I would appreciate any suggestions :).[/QUOTE]

Use https://www.hdtracks.com/.

All their music is available in FLAC or ALAC (lossless). I believe CD quality is 44.1kHz/16 bits, while this site offers 88kHz/24 bits and I think 176kHz/24 bits. Very high quality audio. I think it’s slightly smaller in file size than if you ripped a CD also.

I have bought a couple of albums from there and it’s very high quality. I mean if you listen to this on a good audio system, you can really tell the difference between AAC (iTunes Store) and CD quality.


#18

[QUOTE=builderblake;2670606]Hi I’m new to this forum and would like to start a discussion on the subject of our music data storage and access. I have called this music data base because most people use MP3 Files and occasionally Wav. Files. i have just discovered Mp4 which I understand is video although Itunes uses this medium for audio files. Most people surely are looking for a level of standardization and the ability to interchange the various formats.
I tunes and Spotify are useful mediums to find and purchase new music. Magix works well recording of old vinyls, tapes and any music audio active through the computer sound card. Unfortunately I have found mixing all of these mediums causes conflicts. It may be Itunes and Spotify seek exclusive market share and will not standardize the basic audio demand, which is to permit people to source music files from various sources store them in a known place and make playlists of the favorite compositions. Surely this is something most people would like to be able to do.
I would appreciate any suggestions :).[/QUOTE]

Um, to be honest, I don’t quite understand what you are looking for? Interchanging between various formats (for example .mp4 -> .mp3) is not a problem assuming that the encoder and decoder is available freely and the orginating format is not riddled with DRM disease of some kind.

If you can choose, always use as high quality copy as possible for the “master copy”. For example, I have a album in lossless format (FLAC) in my hard drive. If I want a lower quality mp3 copy of it to my car or phone, it’s just matter of few clicks.

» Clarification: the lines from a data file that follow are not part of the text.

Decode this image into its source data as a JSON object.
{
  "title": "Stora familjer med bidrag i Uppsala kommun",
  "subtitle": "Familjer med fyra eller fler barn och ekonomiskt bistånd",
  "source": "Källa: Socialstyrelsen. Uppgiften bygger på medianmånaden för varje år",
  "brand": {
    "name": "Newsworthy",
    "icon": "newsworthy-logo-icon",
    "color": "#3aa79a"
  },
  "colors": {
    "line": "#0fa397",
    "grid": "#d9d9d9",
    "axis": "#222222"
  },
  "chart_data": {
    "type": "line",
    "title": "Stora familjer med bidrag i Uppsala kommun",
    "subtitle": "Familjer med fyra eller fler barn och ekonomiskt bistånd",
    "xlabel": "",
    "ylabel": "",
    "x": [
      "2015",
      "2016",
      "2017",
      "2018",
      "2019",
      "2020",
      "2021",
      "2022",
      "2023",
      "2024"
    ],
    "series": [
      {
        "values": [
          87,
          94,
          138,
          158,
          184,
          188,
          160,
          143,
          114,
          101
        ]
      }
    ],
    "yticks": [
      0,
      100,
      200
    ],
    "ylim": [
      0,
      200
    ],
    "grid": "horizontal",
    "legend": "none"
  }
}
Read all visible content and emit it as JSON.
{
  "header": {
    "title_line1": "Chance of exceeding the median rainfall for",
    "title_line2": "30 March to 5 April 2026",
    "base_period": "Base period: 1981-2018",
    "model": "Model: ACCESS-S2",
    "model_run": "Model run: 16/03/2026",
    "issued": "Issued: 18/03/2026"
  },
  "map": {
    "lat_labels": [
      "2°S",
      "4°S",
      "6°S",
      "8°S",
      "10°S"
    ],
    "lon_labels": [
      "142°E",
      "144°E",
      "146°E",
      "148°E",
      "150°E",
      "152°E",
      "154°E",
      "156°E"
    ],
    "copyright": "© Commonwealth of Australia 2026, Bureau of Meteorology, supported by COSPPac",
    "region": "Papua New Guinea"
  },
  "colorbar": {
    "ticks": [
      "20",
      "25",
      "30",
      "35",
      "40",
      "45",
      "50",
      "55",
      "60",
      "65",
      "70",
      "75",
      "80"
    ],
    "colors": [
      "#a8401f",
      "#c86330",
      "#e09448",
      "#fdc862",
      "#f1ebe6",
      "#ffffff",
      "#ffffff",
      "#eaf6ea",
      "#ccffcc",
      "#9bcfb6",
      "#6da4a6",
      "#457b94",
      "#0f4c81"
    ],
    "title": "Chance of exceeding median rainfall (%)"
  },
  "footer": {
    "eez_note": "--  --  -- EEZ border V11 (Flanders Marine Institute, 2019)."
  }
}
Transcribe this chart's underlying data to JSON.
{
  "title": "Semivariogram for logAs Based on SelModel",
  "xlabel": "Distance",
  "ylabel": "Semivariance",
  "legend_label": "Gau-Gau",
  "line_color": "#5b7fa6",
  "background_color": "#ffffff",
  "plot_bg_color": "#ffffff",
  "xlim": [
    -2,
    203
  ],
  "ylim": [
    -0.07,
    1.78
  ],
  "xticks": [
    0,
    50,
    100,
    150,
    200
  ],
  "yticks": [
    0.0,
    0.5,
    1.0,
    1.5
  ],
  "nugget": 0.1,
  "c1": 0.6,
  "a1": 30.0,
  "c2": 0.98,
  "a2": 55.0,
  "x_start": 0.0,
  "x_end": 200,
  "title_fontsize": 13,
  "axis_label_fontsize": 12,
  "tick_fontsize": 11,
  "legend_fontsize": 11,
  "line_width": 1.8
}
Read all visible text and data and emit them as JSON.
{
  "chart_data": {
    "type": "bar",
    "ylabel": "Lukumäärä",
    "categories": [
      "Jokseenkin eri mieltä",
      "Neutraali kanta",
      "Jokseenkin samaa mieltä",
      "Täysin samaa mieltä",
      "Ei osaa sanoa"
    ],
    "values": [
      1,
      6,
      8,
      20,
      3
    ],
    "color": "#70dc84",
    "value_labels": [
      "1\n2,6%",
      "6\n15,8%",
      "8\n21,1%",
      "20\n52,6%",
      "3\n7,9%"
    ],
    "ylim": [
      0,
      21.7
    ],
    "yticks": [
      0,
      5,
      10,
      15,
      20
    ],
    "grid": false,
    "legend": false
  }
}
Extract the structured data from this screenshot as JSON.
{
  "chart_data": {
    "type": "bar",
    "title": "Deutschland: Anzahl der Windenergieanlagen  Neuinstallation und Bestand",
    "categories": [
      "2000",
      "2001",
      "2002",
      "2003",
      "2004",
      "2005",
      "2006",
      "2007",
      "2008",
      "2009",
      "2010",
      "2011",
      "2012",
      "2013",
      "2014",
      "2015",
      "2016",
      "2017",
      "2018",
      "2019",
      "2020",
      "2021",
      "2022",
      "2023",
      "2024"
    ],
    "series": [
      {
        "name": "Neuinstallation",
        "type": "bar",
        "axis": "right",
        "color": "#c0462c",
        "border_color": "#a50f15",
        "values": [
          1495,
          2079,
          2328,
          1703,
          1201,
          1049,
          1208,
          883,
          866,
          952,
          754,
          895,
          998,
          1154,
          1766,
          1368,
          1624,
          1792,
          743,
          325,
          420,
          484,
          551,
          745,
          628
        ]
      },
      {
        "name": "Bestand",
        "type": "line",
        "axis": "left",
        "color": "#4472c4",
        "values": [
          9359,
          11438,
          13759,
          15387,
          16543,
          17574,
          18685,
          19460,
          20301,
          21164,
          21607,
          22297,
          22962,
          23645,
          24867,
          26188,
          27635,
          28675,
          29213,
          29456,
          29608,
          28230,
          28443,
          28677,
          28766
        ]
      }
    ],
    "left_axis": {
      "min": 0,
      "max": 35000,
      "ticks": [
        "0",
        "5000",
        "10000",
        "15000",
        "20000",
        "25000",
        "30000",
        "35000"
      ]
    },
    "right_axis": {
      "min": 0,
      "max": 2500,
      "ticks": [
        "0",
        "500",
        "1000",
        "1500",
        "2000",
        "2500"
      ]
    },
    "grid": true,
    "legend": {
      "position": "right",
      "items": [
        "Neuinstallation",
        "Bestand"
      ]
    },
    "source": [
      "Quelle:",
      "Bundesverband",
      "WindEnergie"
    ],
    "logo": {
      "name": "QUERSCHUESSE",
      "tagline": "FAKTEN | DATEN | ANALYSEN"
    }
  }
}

But remember to understand the difference between lossless and lossy formats. Encoding something to a lossy format (.mp3, .mp4 etc.) lowers audio fidelity. So re-encoding .mp3 to .flac or .mp3 to .mp4 is pointless fidelity-wise. Of course if you have a .mp4 file and you need to get it to your mp3-player, you’ll have to re-encode it (which does lower the audio quality, though difference may be subtle). You may convert lossless format to another lossless format without reducing audio quality.

And what kind of conflicts you are talking about? On my collection, there are songs ripped from a vinyl, ripped from a cassette, ripped from a CD, bought online and so on. On the top of my head, I can say that at least .flac, .ogg, .mp3, .mp4, .flv, and .mp2 -formatted files. And there is no conflicts. Just press play.